Por mais contraditório que possa parecer, a FIFA pediu ajuda para federações e autoridades do mundo todo para tentar combater a manipulação de resultados. A entidade máxima do futebol, que já foi citada nesse espaço diversas vezes devido a supostos esquemas de corrupção, teme que o futebol perca a credibilidade.

Segundo as investigações da Europol, serviço europeu de polícia, mais de 400 pessoas, entre árbitros, jogadores e dirigentes estariam envolvidos com algum esquema de manipulação de resultados.

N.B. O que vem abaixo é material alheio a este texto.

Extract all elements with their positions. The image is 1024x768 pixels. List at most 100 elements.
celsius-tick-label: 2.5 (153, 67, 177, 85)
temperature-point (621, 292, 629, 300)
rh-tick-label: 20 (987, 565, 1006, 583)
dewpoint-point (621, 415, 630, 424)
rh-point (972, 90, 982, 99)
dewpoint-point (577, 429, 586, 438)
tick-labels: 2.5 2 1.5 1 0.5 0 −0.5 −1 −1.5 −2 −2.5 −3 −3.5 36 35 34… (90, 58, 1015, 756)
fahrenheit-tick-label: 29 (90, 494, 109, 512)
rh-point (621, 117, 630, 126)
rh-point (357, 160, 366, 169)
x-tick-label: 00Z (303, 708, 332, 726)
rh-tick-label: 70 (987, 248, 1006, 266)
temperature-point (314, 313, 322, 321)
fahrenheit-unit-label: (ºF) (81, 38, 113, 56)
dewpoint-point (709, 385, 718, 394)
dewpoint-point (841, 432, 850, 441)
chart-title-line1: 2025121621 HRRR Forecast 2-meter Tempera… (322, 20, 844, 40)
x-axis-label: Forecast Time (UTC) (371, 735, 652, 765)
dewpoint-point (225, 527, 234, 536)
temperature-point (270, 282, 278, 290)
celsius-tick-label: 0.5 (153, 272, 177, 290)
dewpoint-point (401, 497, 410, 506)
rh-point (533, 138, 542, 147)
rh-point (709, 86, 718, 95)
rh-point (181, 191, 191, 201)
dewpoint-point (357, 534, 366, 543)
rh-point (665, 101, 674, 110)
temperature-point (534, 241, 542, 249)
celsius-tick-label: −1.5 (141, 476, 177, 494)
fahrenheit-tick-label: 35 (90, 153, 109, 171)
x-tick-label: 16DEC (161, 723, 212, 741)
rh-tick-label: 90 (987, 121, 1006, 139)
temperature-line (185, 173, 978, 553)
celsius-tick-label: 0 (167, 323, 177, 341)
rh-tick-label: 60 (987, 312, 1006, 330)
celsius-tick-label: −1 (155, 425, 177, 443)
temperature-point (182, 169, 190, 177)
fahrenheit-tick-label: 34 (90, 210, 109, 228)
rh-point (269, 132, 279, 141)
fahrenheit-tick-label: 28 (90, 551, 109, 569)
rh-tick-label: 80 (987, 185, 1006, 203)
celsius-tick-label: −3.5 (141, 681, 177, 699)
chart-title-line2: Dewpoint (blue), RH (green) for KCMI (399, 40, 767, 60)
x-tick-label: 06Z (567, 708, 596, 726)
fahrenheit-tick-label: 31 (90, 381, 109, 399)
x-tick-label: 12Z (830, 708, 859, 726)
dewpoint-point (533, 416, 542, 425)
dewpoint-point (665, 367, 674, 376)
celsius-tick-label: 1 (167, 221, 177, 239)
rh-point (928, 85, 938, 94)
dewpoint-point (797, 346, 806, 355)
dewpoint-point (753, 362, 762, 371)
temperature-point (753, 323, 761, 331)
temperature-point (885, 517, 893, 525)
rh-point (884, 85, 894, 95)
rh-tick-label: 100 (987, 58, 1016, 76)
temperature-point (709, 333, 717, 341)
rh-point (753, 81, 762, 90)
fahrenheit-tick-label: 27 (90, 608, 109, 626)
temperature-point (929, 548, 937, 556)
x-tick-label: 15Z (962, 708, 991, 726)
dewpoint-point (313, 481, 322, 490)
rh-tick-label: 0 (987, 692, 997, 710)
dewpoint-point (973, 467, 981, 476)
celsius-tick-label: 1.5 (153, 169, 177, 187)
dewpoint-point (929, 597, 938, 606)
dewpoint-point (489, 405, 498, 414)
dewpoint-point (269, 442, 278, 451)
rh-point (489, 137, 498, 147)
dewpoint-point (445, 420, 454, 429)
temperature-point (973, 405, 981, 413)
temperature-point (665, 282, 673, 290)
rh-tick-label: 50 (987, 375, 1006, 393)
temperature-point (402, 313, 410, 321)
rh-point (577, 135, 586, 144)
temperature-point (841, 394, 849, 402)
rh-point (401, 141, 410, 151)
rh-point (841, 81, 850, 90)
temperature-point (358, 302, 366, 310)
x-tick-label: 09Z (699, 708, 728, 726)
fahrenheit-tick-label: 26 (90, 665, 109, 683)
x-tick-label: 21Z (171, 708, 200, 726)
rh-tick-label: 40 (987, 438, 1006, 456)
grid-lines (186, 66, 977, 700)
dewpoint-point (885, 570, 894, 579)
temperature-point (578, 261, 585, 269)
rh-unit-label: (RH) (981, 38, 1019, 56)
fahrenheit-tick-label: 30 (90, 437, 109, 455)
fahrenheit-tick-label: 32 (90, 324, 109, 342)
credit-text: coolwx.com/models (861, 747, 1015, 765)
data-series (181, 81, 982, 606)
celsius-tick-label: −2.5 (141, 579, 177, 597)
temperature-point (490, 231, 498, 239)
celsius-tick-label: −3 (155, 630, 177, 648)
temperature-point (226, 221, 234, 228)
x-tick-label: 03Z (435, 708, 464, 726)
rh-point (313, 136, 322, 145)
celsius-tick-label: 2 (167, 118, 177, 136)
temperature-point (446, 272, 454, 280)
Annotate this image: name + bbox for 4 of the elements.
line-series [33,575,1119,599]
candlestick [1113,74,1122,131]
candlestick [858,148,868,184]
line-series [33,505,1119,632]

Mais de 600 partidas entre campeonatos de categorias de base, eliminatórias da África e América, e até mesmo um jogo da Liga dos Campeões e partidas da Eurocopa estão sob investigação. Suspeita-se que mafiosos tenham investido cerca de 2 milhões de euros,  tendo um retorno de aproximadamente 8 milhões.

Por conta disso, o presidente da FIFA, Joseph Blatter, veio a público pedir ajuda para tentar impedir um processo que, segundo ele, foge do controle e é praticamente impossível de ser combatido apenas pela entidade internacional.

Desta vez, temos que concordar com o suíço. Se pudéssemos realizar uma grande apuração sobre os casos de manipulação de resultados só a partir da Europa nas três últimas décadas teríamos que aprontar uma tese sobre como este esporte é utilizado para outros negócios, que envolvem os mais variados crimes. Alguns destes casos serão relatados a seguir.

Porém, antes disso, é preciso dizer também que as mesmas apostas que podem causar manipulação de resultados, também fazem parte de uma importante contribuição financeira aos clubes. Afinal, eles recebem uma quantia para ceder os direitos de usar a marca/nome nestes negócios.

Ao menos nos casos em que a legislação local permite que eles existam, que ainda não é o caso do Brasil. Apesar de vermos aqui ou ali propagandas de casas de apostas internacionais, e os jogos de clubes brasileiros participarem de apostas, não recebe-se nada por isso.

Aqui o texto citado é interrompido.